The point of permuting a predictor is to approximate the situation where we use the model $M$ to do a prediction but we do not have the information for $x_j$. Scrambling should destroy all (ordering) information in $x_j$ so we will land in situation where $x_j$ is artificially corrupted. We can then compare the performance of our model $M$ when using the pristine estimator $x_j$ and the performance of model $M$ when using the scrambled version; this allows to approximate what would happen if we had little to no information about $x_j$ without having to retrain a model $M^{-x_j}$.
So to recap and answer your questions above:
- Scrambling, corrupts the information of a predictor $x_j$ and thus allows us to treat this as if $x_j$ information is missing.
- Trees (the archetypical base learners for random forests) are strongly reliant to the ordering induced by an explanatory variable $x_j$ when making a prediction. By permuting $x_j$ we feed no (or out-right wrong) information about $x_j$ in our random forest model $M$ when making predictions so we should see a knock on performance. If we saw no performance difference it would be strongly indicative that $x_j$ is not really used.
- It is an approximation of variable importance.

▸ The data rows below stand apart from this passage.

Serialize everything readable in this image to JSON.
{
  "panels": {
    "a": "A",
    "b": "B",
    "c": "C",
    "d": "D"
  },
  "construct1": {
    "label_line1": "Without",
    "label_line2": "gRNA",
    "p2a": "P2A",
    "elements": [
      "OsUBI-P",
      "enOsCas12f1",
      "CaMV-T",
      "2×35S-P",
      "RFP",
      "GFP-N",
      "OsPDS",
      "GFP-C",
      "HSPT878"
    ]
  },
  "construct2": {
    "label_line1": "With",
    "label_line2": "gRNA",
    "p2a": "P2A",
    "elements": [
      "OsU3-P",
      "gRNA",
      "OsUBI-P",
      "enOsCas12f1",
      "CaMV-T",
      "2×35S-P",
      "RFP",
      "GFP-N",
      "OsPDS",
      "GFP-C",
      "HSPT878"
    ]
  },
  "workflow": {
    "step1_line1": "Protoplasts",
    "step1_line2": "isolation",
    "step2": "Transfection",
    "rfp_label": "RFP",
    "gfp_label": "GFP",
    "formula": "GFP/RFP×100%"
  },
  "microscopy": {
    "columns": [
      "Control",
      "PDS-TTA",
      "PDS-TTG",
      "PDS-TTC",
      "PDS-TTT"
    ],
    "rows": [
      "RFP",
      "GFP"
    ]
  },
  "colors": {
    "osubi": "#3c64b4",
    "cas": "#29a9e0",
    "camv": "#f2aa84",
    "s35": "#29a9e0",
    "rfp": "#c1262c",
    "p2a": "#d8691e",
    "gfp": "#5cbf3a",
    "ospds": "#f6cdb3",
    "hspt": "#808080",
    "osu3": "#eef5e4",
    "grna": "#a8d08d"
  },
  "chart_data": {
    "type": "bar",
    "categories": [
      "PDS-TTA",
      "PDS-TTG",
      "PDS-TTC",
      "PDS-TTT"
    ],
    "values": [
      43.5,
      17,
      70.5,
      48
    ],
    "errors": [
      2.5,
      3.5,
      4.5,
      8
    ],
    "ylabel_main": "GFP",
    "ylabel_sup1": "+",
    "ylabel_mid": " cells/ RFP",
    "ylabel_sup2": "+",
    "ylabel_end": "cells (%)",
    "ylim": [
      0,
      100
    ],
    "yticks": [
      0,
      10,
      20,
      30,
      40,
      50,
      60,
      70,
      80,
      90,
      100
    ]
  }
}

The mental rule-of-thumb reasoning is that "the more important a variable is the more impactful should be in the model performance". Of course this is an working assumption; there are a number of little things that can go wrong (see last discussion below) but it is not unfounded.

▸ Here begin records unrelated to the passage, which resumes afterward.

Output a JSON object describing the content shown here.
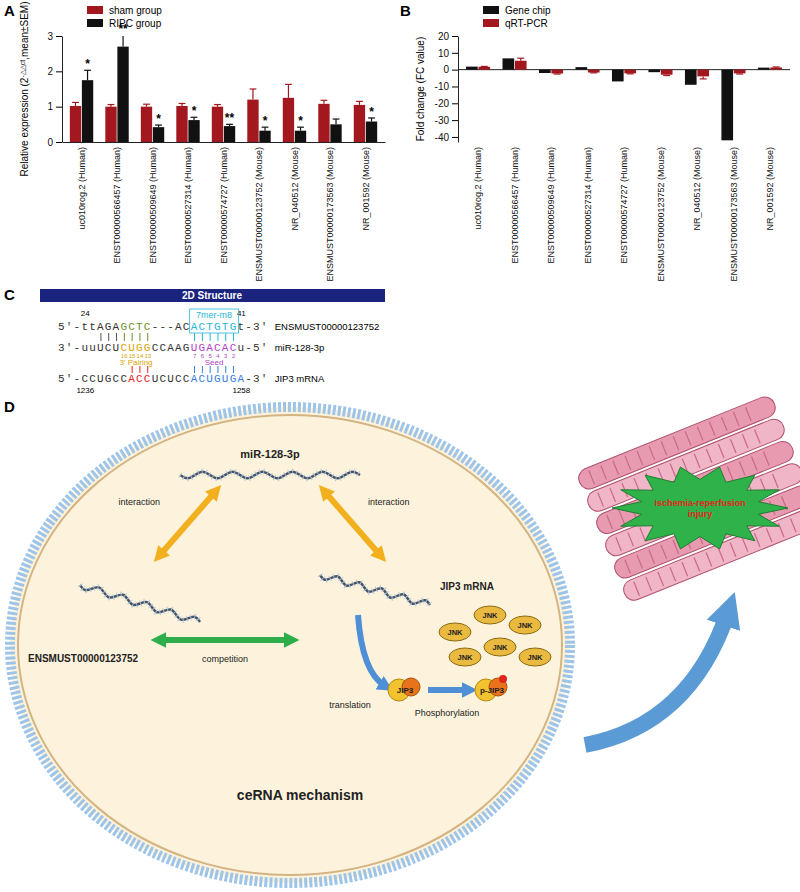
{
  "chart_data": [
    {
      "type": "bar",
      "ylabel": [
        "Relative expression (2",
        "-△△ct",
        ",mean±SEM)"
      ],
      "categories": [
        "uc010rog.2 (Human)",
        "ENST00000566457 (Human)",
        "ENST00000509649 (Human)",
        "ENST00000527314 (Human)",
        "ENST00000574727 (Human)",
        "ENSMUST00000123752 (Mouse)",
        "NR_040512 (Mouse)",
        "ENSMUST00000173563 (Mouse)",
        "NR_001592 (Mouse)"
      ],
      "series": [
        {
          "name": "sham group",
          "color": "#a3171e",
          "values": [
            1.02,
            1.0,
            1.0,
            1.02,
            1.0,
            1.2,
            1.25,
            1.08,
            1.05
          ],
          "errors": [
            0.1,
            0.06,
            0.07,
            0.07,
            0.06,
            0.3,
            0.38,
            0.1,
            0.1
          ]
        },
        {
          "name": "RIPC group",
          "color": "#111111",
          "values": [
            1.75,
            2.7,
            0.42,
            0.62,
            0.45,
            0.32,
            0.32,
            0.5,
            0.58
          ],
          "errors": [
            0.28,
            0.32,
            0.06,
            0.08,
            0.05,
            0.1,
            0.1,
            0.15,
            0.1
          ],
          "significance": [
            "*",
            "**",
            "*",
            "*",
            "**",
            "*",
            "*",
            null,
            "*"
          ]
        }
      ],
      "ylim": [
        0,
        3
      ],
      "yticks": [
        0,
        1,
        2,
        3
      ],
      "legend": "upper left"
    },
    {
      "type": "bar",
      "ylabel": "Fold change (FC value)",
      "categories": [
        "uc010rog.2 (Human)",
        "ENST00000566457 (Human)",
        "ENST00000509649 (Human)",
        "ENST00000527314 (Human)",
        "ENST00000574727 (Human)",
        "ENSMUST00000123752 (Mouse)",
        "NR_040512 (Mouse)",
        "ENSMUST00000173563 (Mouse)",
        "NR_001592 (Mouse)"
      ],
      "series": [
        {
          "name": "Gene chip",
          "color": "#111111",
          "values": [
            1.8,
            6.7,
            -2.0,
            1.5,
            -7.0,
            -1.5,
            -9.0,
            -42.0,
            1.2
          ]
        },
        {
          "name": "qRT-PCR",
          "color": "#a3171e",
          "values": [
            1.7,
            5.3,
            -2.3,
            -1.7,
            -2.2,
            -3.0,
            -4.0,
            -2.2,
            1.3
          ],
          "errors": [
            0.2,
            1.5,
            0.3,
            0.2,
            0.3,
            0.5,
            1.5,
            0.4,
            0.3
          ]
        }
      ],
      "ylim": [
        -43,
        20
      ],
      "yticks": [
        -40,
        -30,
        -20,
        -10,
        0,
        10,
        20
      ],
      "legend": "upper left"
    }
  ],
  "panel_labels": [
    "A",
    "B",
    "C",
    "D"
  ],
  "structure_2d": {
    "title": "2D Structure",
    "start": 24,
    "end": 41,
    "site_type": "7mer-m8",
    "rows": [
      {
        "name": "ENSMUST00000123752",
        "segments": [
          "5'-ttAGA",
          "GCTC",
          "---AC",
          "ACTGTG",
          "t-3'"
        ]
      },
      {
        "name": "miR-128-3p",
        "segments": [
          "3'-uuUCU",
          "CUGG",
          "CCAAG",
          "UGACAC",
          "u-5'"
        ]
      },
      {
        "name": "JIP3 mRNA",
        "segments": [
          "5'-CCUGCC",
          "ACC",
          "UCUCC",
          "ACUGUGA",
          "-3'"
        ]
      }
    ],
    "pairing_numbers": [
      16,
      15,
      14,
      13
    ],
    "seed_numbers": [
      7,
      6,
      5,
      4,
      3,
      2
    ],
    "pairing_label": "3' Pairing",
    "seed_label": "Seed",
    "mrna_start": 1236,
    "mrna_end": 1258
  },
  "mechanism": {
    "mirna": "miR-128-3p",
    "lncrna": "ENSMUST00000123752",
    "mrna": "JIP3 mRNA",
    "interaction_labels": [
      "interaction",
      "interaction"
    ],
    "competition": "competition",
    "translation": "translation",
    "protein": "JIP3",
    "phospho_protein": "p-JIP3",
    "phosphorylation": "Phosphorylation",
    "kinases": [
      "JNK",
      "JNK",
      "JNK",
      "JNK",
      "JNK",
      "JNK"
    ],
    "title": "ceRNA mechanism",
    "outcome": [
      "Ischemia-reperfusion",
      "injury"
    ]
  }
}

Notice that permutation importance does break down in situations that we have correlated predictors and give spurious results (e.g. see the Nicodemus et al. (2010) The behaviour of random forest permutation-based variable importance measures under predictor correlation for a more in depth discussion.) I would suggest not relying on a single variable importance performance metric. For example, we can easily compute importance based on the relative gains and on the number of variable is used for splits as well as look at SHAP-based variables importances. This can give us a more holistic view. To paraphrase a great one: "all importance metrics are wrong but some are useful". A more recent exposition can be found in Please Stop Permuting Features: An Explanation and Alternatives (2019) by Hooker and Mentch (but it is not yet formally peer-reviewed).